The Harper greeted him with a charge up from the ground that brought one balled fist in under the fishmonger's chin and thrust him off his feet to bounce halfway across the street-bowling over a Watch patrolman who with his fellows had just formed a ring of drawn swords around a dripping and furious Narnra.

The Watchman's fall allowed her to bolt through the space he'd been standing in-which meant she came sprinting out of the mists right into Rhauligan's arms.

Ducking and twisting at the last moment, she slid under his grasp-though his fingers raked a bruising trail along Narnra's slick, slimy-wet flank-and ran down the street, dodging twice as she heard his boots thundering on the cobbles right behind her.

The Watchmen were running too, blades and cudgels waving in all directions, so the first canal Narnra saw, safely on the other side of the street from the one that had erupted in tentacles, she sprang into. Rhauligan's splash fountained in the roiling aftermath of hers.

The Watchmen skidded to a stop at the edge of the churning, dock-slapping water, shook their heads, and turned away. "Report 'em as drowned-lovers' dispute gone ugly, both fell in with the fishes. Unidentified outlanders, the both of them, so retrieval not our duty. Write it down, Therry," Rhauligan heard one of them growl, as he followed Narnra's dark, wet head around a corner into a narrow side-canal. He was recalling, with ever-increasing verve, just how much he'd never liked Marsember.

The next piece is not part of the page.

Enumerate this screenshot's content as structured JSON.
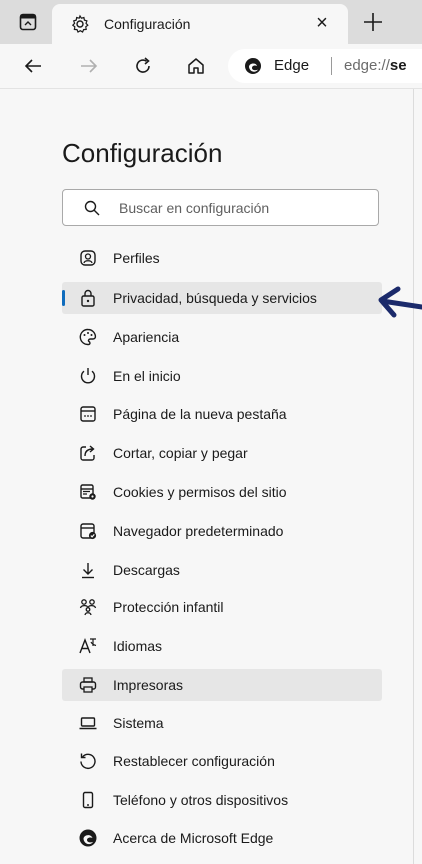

Steam was curling out of various windows and hatches in the stone buildings that rose on both sides of the canal-straight up out of its waters, most of them, without jetties or perch-porches, though crumbling scars of stone here and there marked where such features had once been ere barge collisions, gnawing waves, and the claws of winter ice removed them. Rusting crane-arms festooned with the decaying remnants of ropes, pulleys, and wooden block-and-tackles jutted from some of the building walls, but to reach them from the water even the most nimble of Waterdhavian thieves would have had to fly-or had a boat much taller than any barge to clamber up.

Much of the steam roiling and eddying its way into the thickening pre-dawn mist was coming from lighted windows, for the hours of darkness are work-time to many in cities all over Faerun who craft things or prepare things fresh. The smells borne on much of the steam told Rhauligan-whose alerted stomach rumbled enthusiastically more than once, as he swam grimly on-that many of these buildings were cookshops and bakeries preparing for the flood of hungry morning workers who'd descend at dawn to snatch something more or less edible before hurrying to where they worked. Eel pie, Rhauligan recalled sourly, was the dish of choice for working Marsembans. Almost made one want to become an adventurer or a Purple Dragon assigned to the Stonelands, where eels were no more than a disgusting word used in bad jests.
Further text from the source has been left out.